Alex Mann, leitender Produzent bei Romero Games – ein Studio, das seit diesem Interview ein Sinnbild für die Probleme der Branche geworden ist, nachdem Microsoft dem Unternehmen während der jüngsten Entlassungswelle den Boden unter den Füßen weggezogen hat, was das Studio kurzzeitig ins Straucheln brachte, bevor es Gespräche mit anderen Herausgebern aufnahm – sagt, dass Spiele in einem «Wettrüsten» der Verbesserung stehen.
Dies macht es nur schwieriger, das Budget auszugleichen. Schon vor diesem Fallstrick sagte John Romero, dass Spiele wie Baldur’s Gate 3 und Clair Obscur: Expedition 33, die zu Preisen von 60 bzw. 50 Dollar angeboten werden, «die sind, die Triple-A-Studios dazu bringen, zu sagen: ‚Moment mal, wir müssen damit anfangen.'»
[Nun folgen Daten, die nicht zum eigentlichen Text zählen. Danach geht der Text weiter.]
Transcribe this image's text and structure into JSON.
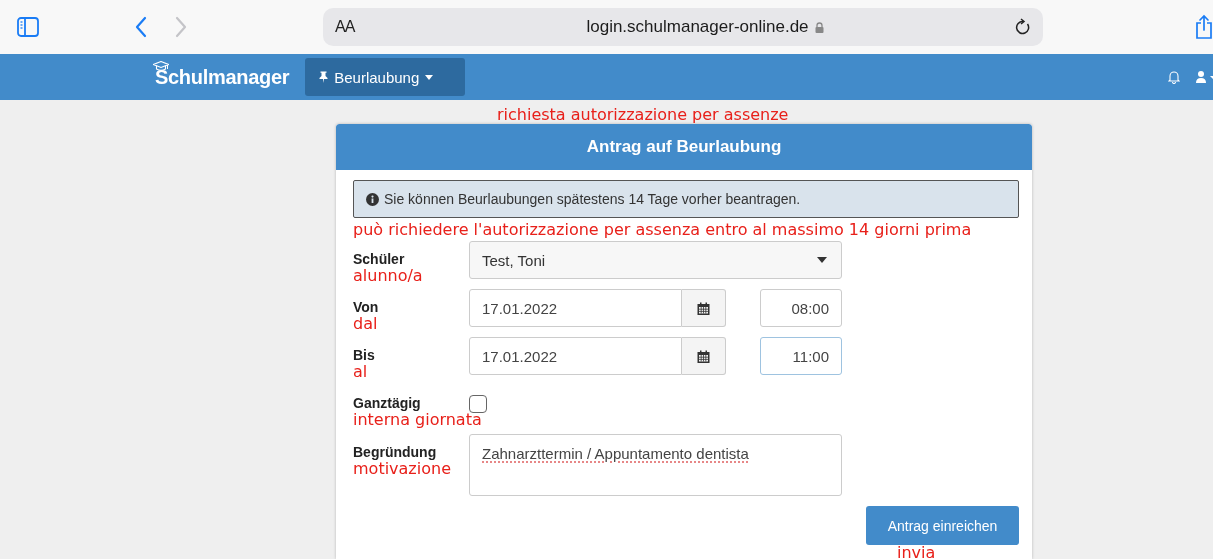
{
  "browser": {
    "text_size": "AA",
    "url": "login.schulmanager-online.de",
    "back_disabled": false,
    "forward_disabled": true
  },
  "navbar": {
    "brand": "Schulmanager",
    "menu": "Beurlaubung"
  },
  "title_annotation": "richiesta autorizzazione per assenze",
  "card": {
    "title": "Antrag auf Beurlaubung",
    "info": "Sie können Beurlaubungen spätestens 14 Tage vorher beantragen.",
    "info_annotation": "può richiedere l'autorizzazione per assenza entro al massimo 14 giorni prima",
    "fields": [
      {
        "kind": "select",
        "label": "Schüler",
        "annotation": "alunno/a",
        "value": "Test, Toni"
      },
      {
        "kind": "datetime",
        "label": "Von",
        "annotation": "dal",
        "date": "17.01.2022",
        "time": "08:00",
        "focused": false
      },
      {
        "kind": "datetime",
        "label": "Bis",
        "annotation": "al",
        "date": "17.01.2022",
        "time": "11:00",
        "focused": true
      },
      {
        "kind": "checkbox",
        "label": "Ganztägig",
        "annotation": "interna giornata",
        "checked": false
      },
      {
        "kind": "textarea",
        "label": "Begründung",
        "annotation": "motivazione",
        "value": "Zahnarzttermin / Appuntamento dentista"
      }
    ],
    "submit": {
      "label": "Antrag einreichen",
      "annotation": "invia"
    }
  }
}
«Während dies in Bezug auf Wachstum und Grafik eine nahezu konstante Größe bietet, führt es auch zu zusätzlichen Komplexitäten, insbesondere bei großen Online-Spielen und Diensten», sagt Mann. «Die Lichter an zu lassen, Talente für den Erfolg einzurichten und die Gesamtprojekte auf Kurs zu halten, wird mit jeder Hardware-Generation immer schwieriger und erfordert von den Studios, klüger damit umzugehen, wie sie ihre Zeit und Ressourcen im finalen Titel einsetzen, um sicherzustellen, dass ihre Fokusbereiche den größten Wert und/oder Spaß für die Spieler bieten.»
(An diesem Punkt würde ich argumentieren, dass ein beträchtlicher Teil der erwähnten AAA-Aufblähung möglicherweise nicht darauf abzielt, den Spaß und den Wert für die Spieler zu maximieren, aber ich schweife ab).
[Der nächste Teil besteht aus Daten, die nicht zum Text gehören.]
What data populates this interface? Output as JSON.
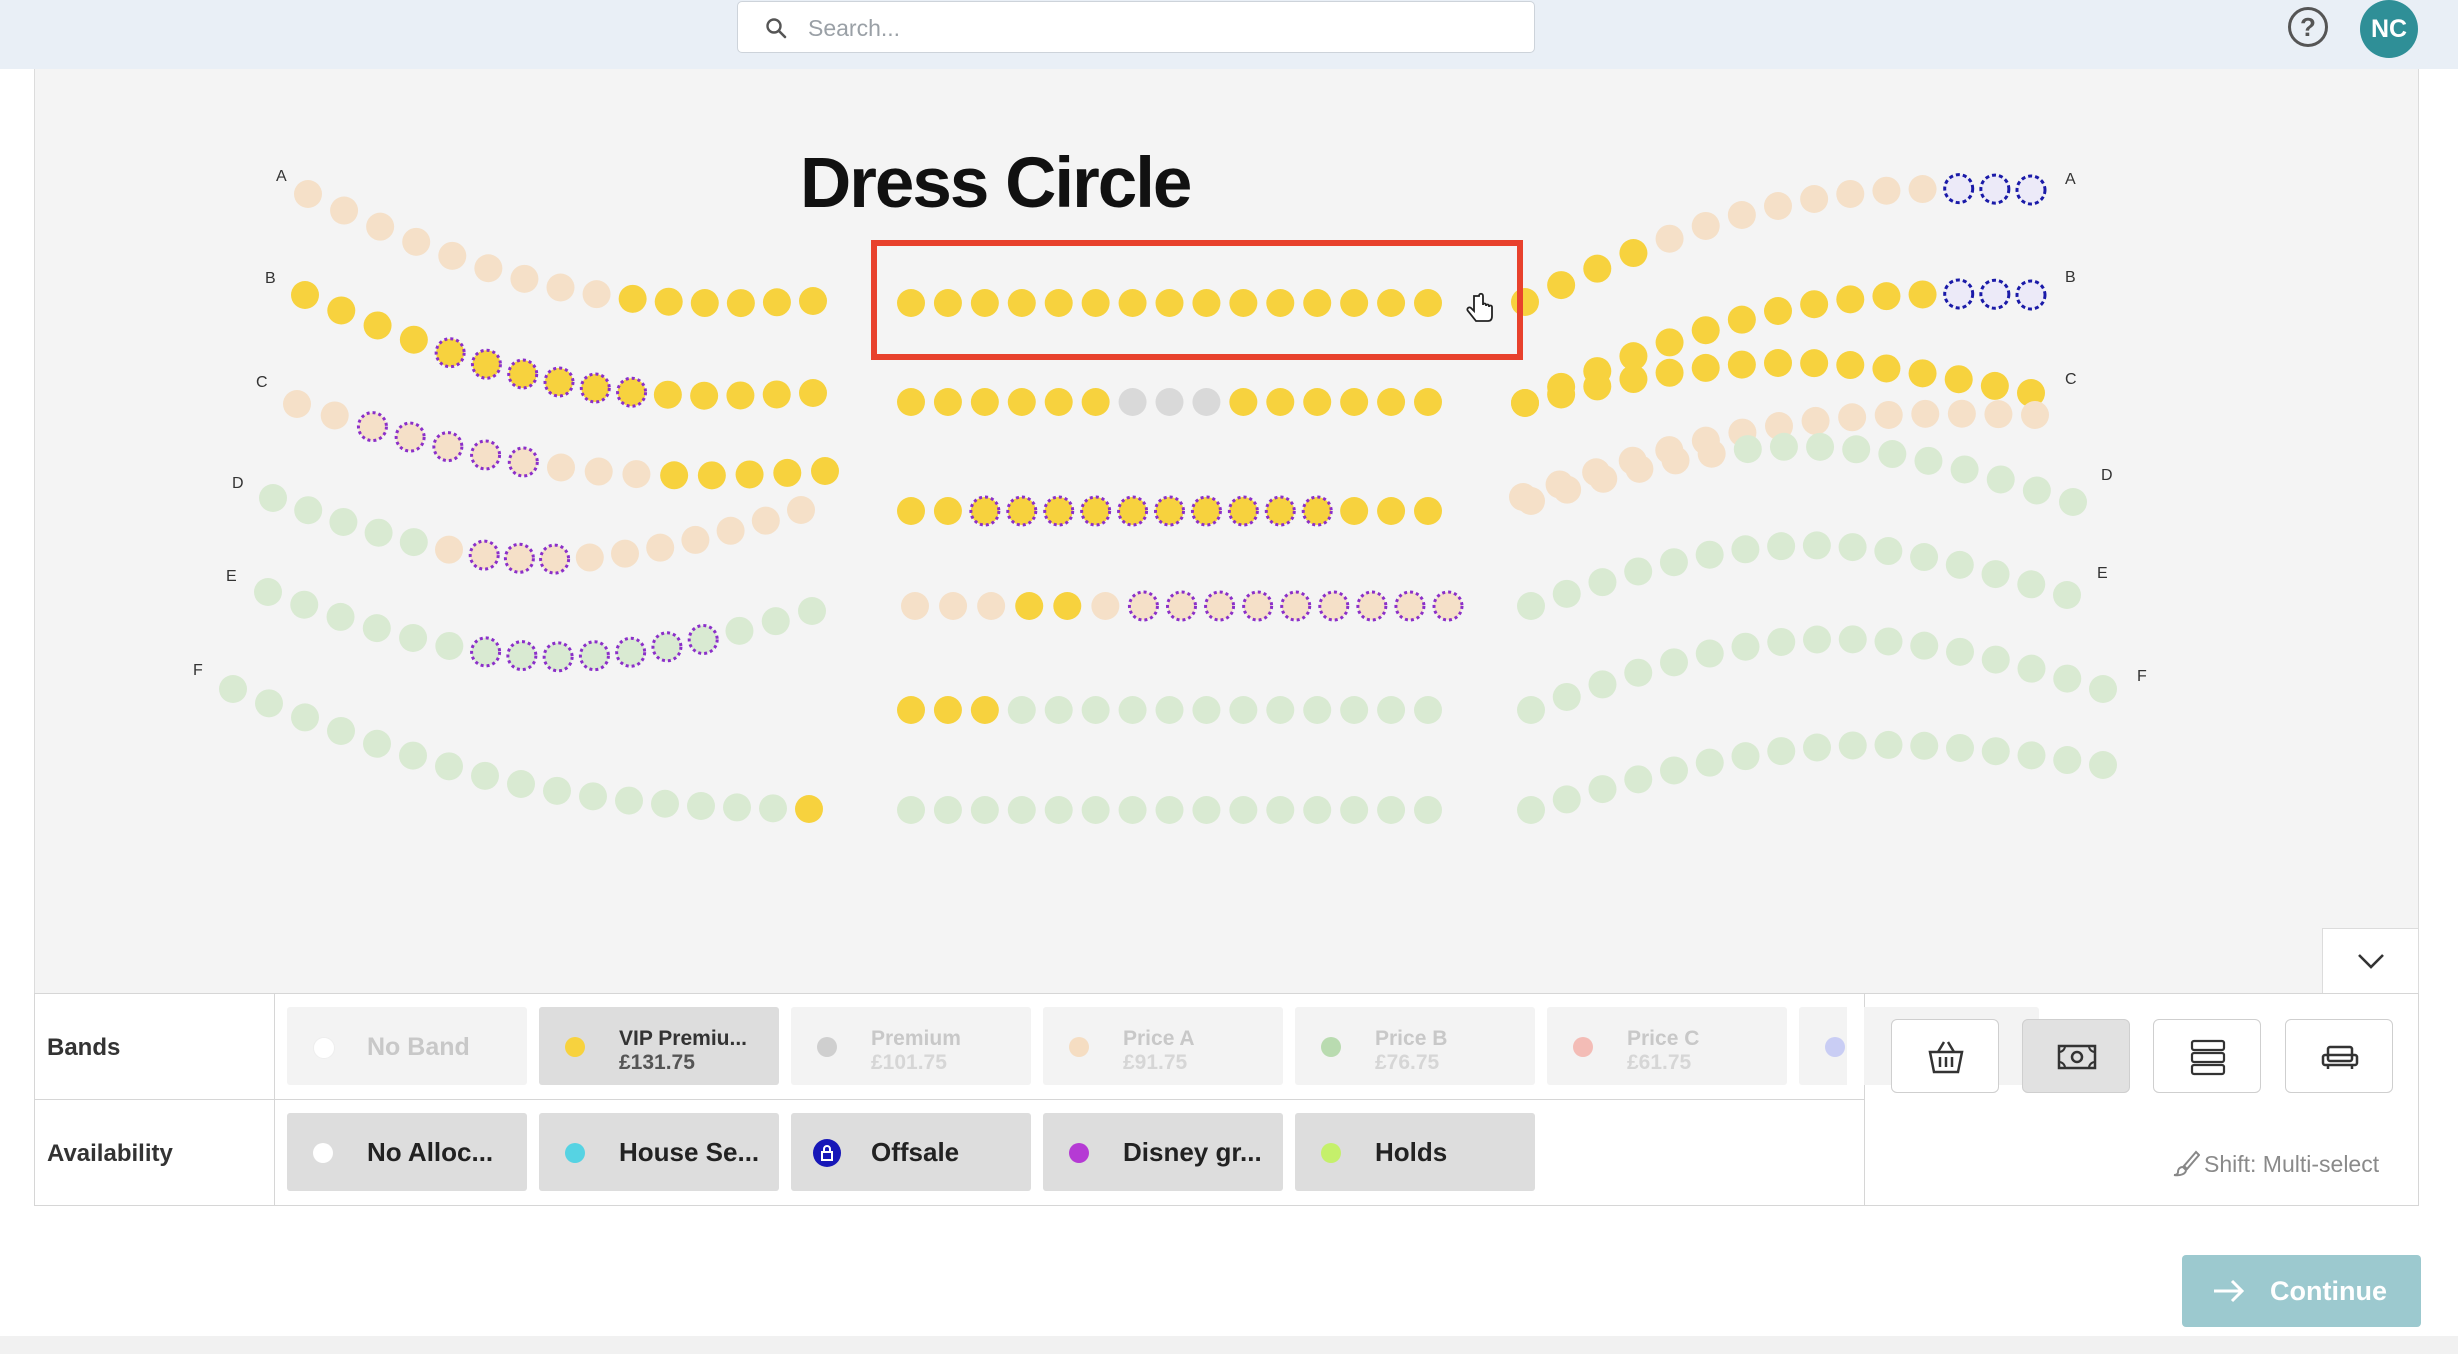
{
  "header": {
    "search_placeholder": "Search...",
    "help_label": "?",
    "avatar_initials": "NC"
  },
  "map": {
    "title": "Dress Circle",
    "row_labels": [
      "A",
      "B",
      "C",
      "D",
      "E",
      "F"
    ],
    "colors": {
      "vip": "#f7d23e",
      "premium": "#d9d9d9",
      "price_a": "#f5e0c8",
      "price_b": "#d9ead2",
      "hold_outline": "#8b2fc9",
      "offsale_outline": "#1a1aa8",
      "selection_box": "#e8412c"
    }
  },
  "bands": {
    "label": "Bands",
    "items": [
      {
        "name": "No Band",
        "price": "",
        "color": "#ffffff",
        "active": false
      },
      {
        "name": "VIP Premiu...",
        "price": "£131.75",
        "color": "#f7d23e",
        "active": true
      },
      {
        "name": "Premium",
        "price": "£101.75",
        "color": "#cfcfcf",
        "active": false
      },
      {
        "name": "Price A",
        "price": "£91.75",
        "color": "#f5ddc2",
        "active": false
      },
      {
        "name": "Price B",
        "price": "£76.75",
        "color": "#b9dbb0",
        "active": false
      },
      {
        "name": "Price C",
        "price": "£61.75",
        "color": "#f3bcb6",
        "active": false
      },
      {
        "name": "",
        "price": "",
        "color": "#c9cdf4",
        "active": false
      }
    ]
  },
  "availability": {
    "label": "Availability",
    "items": [
      {
        "name": "No Alloc...",
        "color": "#ffffff"
      },
      {
        "name": "House Se...",
        "color": "#56d3e3"
      },
      {
        "name": "Offsale",
        "color": "#1717b8"
      },
      {
        "name": "Disney gr...",
        "color": "#b53ad4"
      },
      {
        "name": "Holds",
        "color": "#c5f06b"
      }
    ]
  },
  "tools": [
    "basket-tool",
    "price-tool",
    "list-tool",
    "seat-tool"
  ],
  "hint": "Shift: Multi-select",
  "continue_label": "Continue"
}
Unbestreitbar sehen sich nicht alle Spiele denselben finanziellen Herausforderungen gegenüber. Erst letzten Monat sprach ich mit Jordan Morris, der den Steam-Hit Rusty’s Retirement in sechs Monaten alleine machte und über 550.000 Exemplare verkaufte. (Es war bemerkenswerterweise nicht sein erstes Spiel). Noch extremer sprach ich mit Mike Klubnika, der den 6-Millionen-Verkaufsschlager Buckshot Roulette in zwei Monaten alleine machte (auch nicht sein erstes Spiel) und kürzlich ein weiteres kleines, sofort erfolgreiches Spiel namens Split veröffentlichte.

Diese Spiele existieren, und es ist unglaublich aufregend, dass sie existieren. Wir werden hoffentlich mehr von ihnen sehen – wie Peak, ein neuer Steam-Hit, der von zwei kleinen Teams in wenigen Monaten gemacht wurde – um eine gesündere Bandbreite an Umfängen und Strategien zu demonstrieren.
Aber das sind größtenteils Ausnahmen, und selbst die Solo-Entwicklung birgt ihre eigenen Risiken, selbst bei extrem kurzen Produktionen. Ich hätte zum Beispiel nicht 20.000 Dollar zur Verfügung, um viele Monate Lebenshaltungskosten zu decken, während ich mich auf eine Spielidee konzentriere. Die Mehrheit der Spiele sieht sich großen Kosten gegenüber, und ein Tropfen im AAA-Eimer könnte für einen Indie ein Tsunami sein.
Gaider fasst es gut zusammen. «Es gibt dieses ganze miteinander verbundene Netz von Menschen, die an einem Projekt arbeiten, sodass die Leute Annahmen basierend auf dem treffen, was sie sehen», sagt er. «Oft ist es das, was für die Erzählung funktioniert, die sie zu erstellen versuchen, aber so funktioniert es einfach nicht. Spiele sind teuer in der Herstellung. Menschen können nicht einfach diese Geldsumme herbeizaubern. Sie können es nicht einfach aus ihrer Tasche ziehen. Ich bin nicht einmal an einem Punkt, selbst wenn ich ein Haus hätte, das ich verkaufen könnte, würde das immer noch nicht das Spiel finanzieren. Ich denke, man hört gelegentlich von einem einzelnen Typen, der Balatro macht.
«Ja, das passiert, aber das ist die Ausnahme. Und zu behaupten, dass das plötzlich die Regel sein könnte, nun, sicher, lass uns in die 1980er Jahre zurückkehren, wo das durchschnittliche Videospiel von drei Jungs gemacht wurde, die in ihrem Keller arbeiteten. Das passiert einfach nicht mehr.»